Telling people that you are headed to a yoga retreat solicits a lot of confused looks and bewildered reactions.
My colleagues said, “Jen, you do know there is yoga in Chicago, right?” My Grandfather questioned, “You are traveling to do yoga?” (audible sigh) “Oh well.”
I think my Grandfather’s sigh has everything to do with the irrepressible wanderlust that has dominated my adult life. This need to travel tends to be difficult for many – maybe most – people to understand. When I say that my dream in life is to write and travel the world, about 75 percent of people look at me as though I’ve just confessed that I hate sunny beaches.
But I’ve long ago given up on the pretense of normality and, besides, when this particular trip popped into my inbox it seemed like a sign. I have been trying to join my favorite yoga instructor Allison English on one of her retreats for years. And it just so happened that the weekend after my partner and I split up for good, Allison sent out a notification that she had just one spot left in her upcoming mini-retreat in Mexico.
So, it was that five months after a devastating breakup, I was off to the white-sand beaches of the Riviera Maya with my laptop, a yoga mat, and a commitment to myself to let go and move on.
We Are All a Little Woo-Woo
The Villa Sol y Luna did not disappoint. The open layout of the house allowed us to feel like we were always outside, and the rooftop, sprawling porches, large outdoor pool and private beach gave all 13 of us plenty of space to read, write, nap and chat.
The best part of the villa was by far the people who filled it for those five wonderful days. From the staff who cared for us and cooked up healthy Mexican meals to the women who traveled for all different reasons to a little beach called Playa del Secreto on the Yucatán Peninsula to learn from Allison.
I knew immediately that I had found my people when, during our first lunch, we agreed that we were all a little “woo-woo in a scientific sort of way” as we discussed our travels around the world and our theories and philosophies on yoga and life. There was nobody in that room who didn’t understand my need to get away from everyday life in order to find the time and space to let go of what could have been – before moving on to what will be.
To arm or disarm?
There are two drawbacks to an open villa on the beach of the Yucatán Peninsula where the wind is the primary air conditioner. The first is geckos inside; the second is storms outside.
The Villa Sol y Luna has a serious alarm system complete with lasers scanning the beach and pool area. We got to know this alarm very well on our first night when a storm swept through the area, bringing rain and wind…and breaking the alarm. Understandable in that kind of wind, but nerve-wracking on our first night as the loud alarm repeatedly shook us out of bed.

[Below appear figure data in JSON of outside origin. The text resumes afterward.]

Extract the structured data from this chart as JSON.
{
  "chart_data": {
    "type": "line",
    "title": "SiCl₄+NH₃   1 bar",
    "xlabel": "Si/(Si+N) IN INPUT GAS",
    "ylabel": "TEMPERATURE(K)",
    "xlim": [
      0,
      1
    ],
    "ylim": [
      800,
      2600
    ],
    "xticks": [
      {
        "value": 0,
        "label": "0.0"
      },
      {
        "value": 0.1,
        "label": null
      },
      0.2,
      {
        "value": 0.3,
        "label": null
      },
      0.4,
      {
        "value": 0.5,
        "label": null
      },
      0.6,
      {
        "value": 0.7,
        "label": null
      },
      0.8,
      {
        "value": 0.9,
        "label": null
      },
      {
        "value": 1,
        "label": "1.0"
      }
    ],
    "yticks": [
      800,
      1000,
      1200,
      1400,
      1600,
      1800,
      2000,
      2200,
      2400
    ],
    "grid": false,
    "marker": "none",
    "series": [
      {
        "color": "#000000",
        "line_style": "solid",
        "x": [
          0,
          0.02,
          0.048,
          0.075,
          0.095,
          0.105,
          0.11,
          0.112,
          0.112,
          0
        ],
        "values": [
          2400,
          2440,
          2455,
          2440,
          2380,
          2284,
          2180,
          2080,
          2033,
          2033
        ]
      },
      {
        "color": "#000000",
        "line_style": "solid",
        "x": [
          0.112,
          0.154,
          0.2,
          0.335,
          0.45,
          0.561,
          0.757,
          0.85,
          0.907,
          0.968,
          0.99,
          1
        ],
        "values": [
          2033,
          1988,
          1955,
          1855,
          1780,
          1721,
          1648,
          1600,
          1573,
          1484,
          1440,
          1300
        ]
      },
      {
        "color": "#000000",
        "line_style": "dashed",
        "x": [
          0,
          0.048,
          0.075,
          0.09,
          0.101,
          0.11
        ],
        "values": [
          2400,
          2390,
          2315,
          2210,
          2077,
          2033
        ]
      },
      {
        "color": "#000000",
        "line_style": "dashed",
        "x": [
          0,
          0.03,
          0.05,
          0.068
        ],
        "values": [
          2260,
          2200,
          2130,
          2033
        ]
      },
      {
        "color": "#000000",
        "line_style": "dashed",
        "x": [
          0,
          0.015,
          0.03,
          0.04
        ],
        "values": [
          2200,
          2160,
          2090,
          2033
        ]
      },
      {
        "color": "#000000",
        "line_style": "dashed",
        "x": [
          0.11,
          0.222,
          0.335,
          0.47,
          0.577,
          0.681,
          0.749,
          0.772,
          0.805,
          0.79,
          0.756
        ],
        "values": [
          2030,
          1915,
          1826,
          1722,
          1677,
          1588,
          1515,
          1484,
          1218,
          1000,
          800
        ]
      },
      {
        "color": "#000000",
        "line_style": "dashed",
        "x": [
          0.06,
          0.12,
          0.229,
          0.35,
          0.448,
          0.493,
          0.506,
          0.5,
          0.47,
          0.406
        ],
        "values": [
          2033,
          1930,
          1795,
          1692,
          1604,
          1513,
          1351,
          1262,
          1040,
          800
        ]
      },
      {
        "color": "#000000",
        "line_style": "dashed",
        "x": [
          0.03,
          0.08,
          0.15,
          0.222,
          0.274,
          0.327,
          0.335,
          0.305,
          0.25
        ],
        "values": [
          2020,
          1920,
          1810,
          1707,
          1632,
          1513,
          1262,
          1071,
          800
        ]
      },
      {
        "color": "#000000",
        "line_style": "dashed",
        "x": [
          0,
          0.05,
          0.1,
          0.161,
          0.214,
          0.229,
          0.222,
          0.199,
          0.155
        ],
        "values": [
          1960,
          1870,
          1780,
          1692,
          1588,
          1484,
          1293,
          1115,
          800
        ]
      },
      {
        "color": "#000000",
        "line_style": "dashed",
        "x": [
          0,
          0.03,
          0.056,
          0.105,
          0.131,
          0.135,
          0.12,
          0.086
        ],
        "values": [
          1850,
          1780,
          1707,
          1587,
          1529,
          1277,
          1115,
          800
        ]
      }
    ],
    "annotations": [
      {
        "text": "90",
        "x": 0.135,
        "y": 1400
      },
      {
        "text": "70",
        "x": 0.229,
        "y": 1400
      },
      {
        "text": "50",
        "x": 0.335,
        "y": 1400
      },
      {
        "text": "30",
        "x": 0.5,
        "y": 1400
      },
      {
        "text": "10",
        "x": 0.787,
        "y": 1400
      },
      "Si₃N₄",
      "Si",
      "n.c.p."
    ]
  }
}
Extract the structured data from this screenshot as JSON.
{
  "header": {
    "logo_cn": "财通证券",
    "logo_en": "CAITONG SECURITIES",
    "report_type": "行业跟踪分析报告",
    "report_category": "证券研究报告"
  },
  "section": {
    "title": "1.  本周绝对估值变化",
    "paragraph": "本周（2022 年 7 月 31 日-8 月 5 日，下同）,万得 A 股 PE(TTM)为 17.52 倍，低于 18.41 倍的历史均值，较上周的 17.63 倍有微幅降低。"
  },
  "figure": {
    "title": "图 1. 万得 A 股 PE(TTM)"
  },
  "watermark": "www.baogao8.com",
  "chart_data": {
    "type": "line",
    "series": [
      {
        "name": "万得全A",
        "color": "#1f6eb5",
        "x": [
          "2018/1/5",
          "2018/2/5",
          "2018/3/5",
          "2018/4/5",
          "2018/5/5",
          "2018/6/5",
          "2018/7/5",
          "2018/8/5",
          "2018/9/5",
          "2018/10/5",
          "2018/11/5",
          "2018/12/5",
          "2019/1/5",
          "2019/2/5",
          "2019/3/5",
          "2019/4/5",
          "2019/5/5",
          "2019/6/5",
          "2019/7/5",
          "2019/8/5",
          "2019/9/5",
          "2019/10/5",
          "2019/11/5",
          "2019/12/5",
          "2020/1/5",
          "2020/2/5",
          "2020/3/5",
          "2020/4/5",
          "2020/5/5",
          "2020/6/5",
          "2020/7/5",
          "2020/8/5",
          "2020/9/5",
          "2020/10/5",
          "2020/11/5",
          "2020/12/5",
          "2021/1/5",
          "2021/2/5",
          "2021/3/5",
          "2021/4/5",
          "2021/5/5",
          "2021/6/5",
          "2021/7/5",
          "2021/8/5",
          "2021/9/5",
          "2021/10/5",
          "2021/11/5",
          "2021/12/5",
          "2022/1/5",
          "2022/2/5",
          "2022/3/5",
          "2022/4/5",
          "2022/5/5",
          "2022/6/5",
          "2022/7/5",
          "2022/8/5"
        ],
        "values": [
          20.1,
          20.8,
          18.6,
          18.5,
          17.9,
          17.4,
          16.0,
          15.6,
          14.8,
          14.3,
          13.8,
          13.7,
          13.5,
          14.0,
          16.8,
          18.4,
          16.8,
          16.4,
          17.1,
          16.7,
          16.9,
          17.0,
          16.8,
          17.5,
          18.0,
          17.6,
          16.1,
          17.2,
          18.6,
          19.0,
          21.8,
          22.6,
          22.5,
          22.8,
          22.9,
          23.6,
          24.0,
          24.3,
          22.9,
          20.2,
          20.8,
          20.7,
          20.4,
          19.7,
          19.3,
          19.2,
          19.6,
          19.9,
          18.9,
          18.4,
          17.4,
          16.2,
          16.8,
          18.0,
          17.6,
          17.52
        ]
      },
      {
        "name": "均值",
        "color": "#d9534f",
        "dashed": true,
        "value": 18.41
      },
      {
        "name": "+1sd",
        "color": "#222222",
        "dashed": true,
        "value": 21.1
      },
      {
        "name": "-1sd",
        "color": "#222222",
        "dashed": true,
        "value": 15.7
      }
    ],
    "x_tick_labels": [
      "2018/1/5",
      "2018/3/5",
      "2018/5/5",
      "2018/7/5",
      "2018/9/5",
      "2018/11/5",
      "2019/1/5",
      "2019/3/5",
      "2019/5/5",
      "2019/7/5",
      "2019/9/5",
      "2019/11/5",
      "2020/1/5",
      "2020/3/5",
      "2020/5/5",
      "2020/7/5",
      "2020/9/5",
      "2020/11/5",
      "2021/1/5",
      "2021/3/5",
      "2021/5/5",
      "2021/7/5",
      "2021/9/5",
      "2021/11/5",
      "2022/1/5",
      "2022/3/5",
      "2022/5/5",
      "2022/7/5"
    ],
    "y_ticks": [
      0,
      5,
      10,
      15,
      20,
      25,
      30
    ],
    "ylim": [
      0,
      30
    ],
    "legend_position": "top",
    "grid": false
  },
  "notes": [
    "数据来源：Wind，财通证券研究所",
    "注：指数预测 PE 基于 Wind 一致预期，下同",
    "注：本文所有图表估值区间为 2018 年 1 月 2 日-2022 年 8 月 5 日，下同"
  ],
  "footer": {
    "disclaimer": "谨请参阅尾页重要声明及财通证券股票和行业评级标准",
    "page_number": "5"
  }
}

As we stood in the early hours of the morning staring into the stormy night and scanning the beach for intruders, we debated calling the police. Finally, at 5 a.m., we decided to disarm the alarm, chalk up its incessant buzzing to the wildness of the storm, and head to bed.
There was just one problem: I was wide awake.
There is Always a Bright Side
There is no better place to get to know a new environment than by its sounds in the early morning – and especially during a storm. The morning of the great alarm debacle, I was awake to hear the sounds of the rain that sometimes slipped down the columns of the house and pooled on the pale pink tiles of the broad porch with a light plunk. Other times the rain thrashed through the fan-leaves of the palm trees with a surround-sound clap. The wind whipped the hammocks against their thatched-roof shelter and stirred the Caribbean Sea into a turbulent commotion that somehow sounded black.
In the pre-dawn morning, it seemed the storm would win its battle against the villa, but when the sun rose, only a light rain fell on happily swinging hammocks and determinedly sturdy trees.
The Heart of Being
After the first night, we all grew familiar with the comfortable surroundings of the villa and settled into a routine of yoga, eat, and repeat. The theme of Allison’s yoga retreat was “The Heart of Being” and, throughout the week, Allison incorporated the idea of accepting and welcoming all things into our sessions and meditations, whether that meant accepting joy or happiness, or even pain. The theme was a perfect fit for me at that moment.
One of the things I’ve had to accept about the failure of my relationship is that – for the foreseeable future – I will travel on many of my trips alone. Watching the sunrise that first morning of the retreat, I welcomed the fact that I would not have heard that storm or met any of the women on the retreat if not for the breakup.
I’ve always said that traveling reminds us of who we are. It can be so easy to lose sight of our ourselves in the hustle of everyday life. When we leave home and remove ourselves from the deadlines and the demands and the to-do lists, we tend to take the time to look around and remember how small we really are in this big old world of ours. And when we take time to look outward, it’s nearly impossible not to look inward.
Traveling alone may just magnify our introspection, and that’s an opportunity that I will continue to embrace and accept.
“I am never alone wherever I am. The air itself supplies me with a century of love. When I breathe in, I am breathing in the laughter, tears, victories, passions, thoughts, memories, existence, joys, moments, and the hues of the sunlight on many tones of skin; I am breathing in the same air that was exhaled by many before me. The air that bore them life. And so how can I ever say that I am alone?”